小澤征爾さんはなぜ指揮を止めたか

「お客様がタクシーを降りる時に、カペラのポーターがトランクを確認しないはずがない」。前回(http://president.jp/articles/-/12361)の記事を読んだ、あるサービスのプロフェッショナルに言われてさすがだな、と思いました。知人には、カペラの見えない景色が見えていたからです。私は確かにエントランスの手前で、ポーターの出迎えを待たずにタクシーを降りていました。この指摘から、判断にまつわる小澤征爾さんのエピソードを思い出しました。

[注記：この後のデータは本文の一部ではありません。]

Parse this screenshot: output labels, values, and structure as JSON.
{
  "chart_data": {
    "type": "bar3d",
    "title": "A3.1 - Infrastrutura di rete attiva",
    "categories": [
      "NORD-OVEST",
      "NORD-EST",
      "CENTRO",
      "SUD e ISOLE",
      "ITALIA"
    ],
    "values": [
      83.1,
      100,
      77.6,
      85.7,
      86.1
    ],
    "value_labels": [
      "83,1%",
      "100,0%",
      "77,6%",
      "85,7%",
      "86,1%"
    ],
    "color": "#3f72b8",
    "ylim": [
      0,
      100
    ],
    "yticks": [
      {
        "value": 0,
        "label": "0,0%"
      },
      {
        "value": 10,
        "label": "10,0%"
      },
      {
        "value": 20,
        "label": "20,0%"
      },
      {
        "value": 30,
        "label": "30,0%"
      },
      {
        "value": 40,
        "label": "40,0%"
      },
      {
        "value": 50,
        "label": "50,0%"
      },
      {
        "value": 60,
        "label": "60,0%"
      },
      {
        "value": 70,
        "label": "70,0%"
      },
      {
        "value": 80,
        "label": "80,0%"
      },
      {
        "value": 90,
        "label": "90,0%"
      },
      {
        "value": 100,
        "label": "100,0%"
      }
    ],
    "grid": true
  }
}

いまから55年前、フランスのブザンソン市で1959年にオーケストラ指揮者コンクールが行なわれました。そのコンクールに参加した小澤さんは、最終選考の8名に残り、8番目に審査を受けました。オーケストラを指揮し、あるパートで演奏のミスに気づいた小澤さんは指揮を止めます。何度やり直しても演奏のミスは直りません。楽譜をチェックすると、演奏は楽譜通りです。そこで小澤さんは「楽譜が間違っている」と言いました。すると審査委員長から「お見事」という声。「楽譜の間違いに気づけるかどうか」。これが最終審査で試されていたのです。小澤さんは8名の中で、それに気づいたただひとりの指揮者でした。小澤さんの頭の中には正しい楽譜があったのです。

確かな判断基準を持ち、それを拠りどころとして行動する。今回はこのことについて考えてみたいと思います。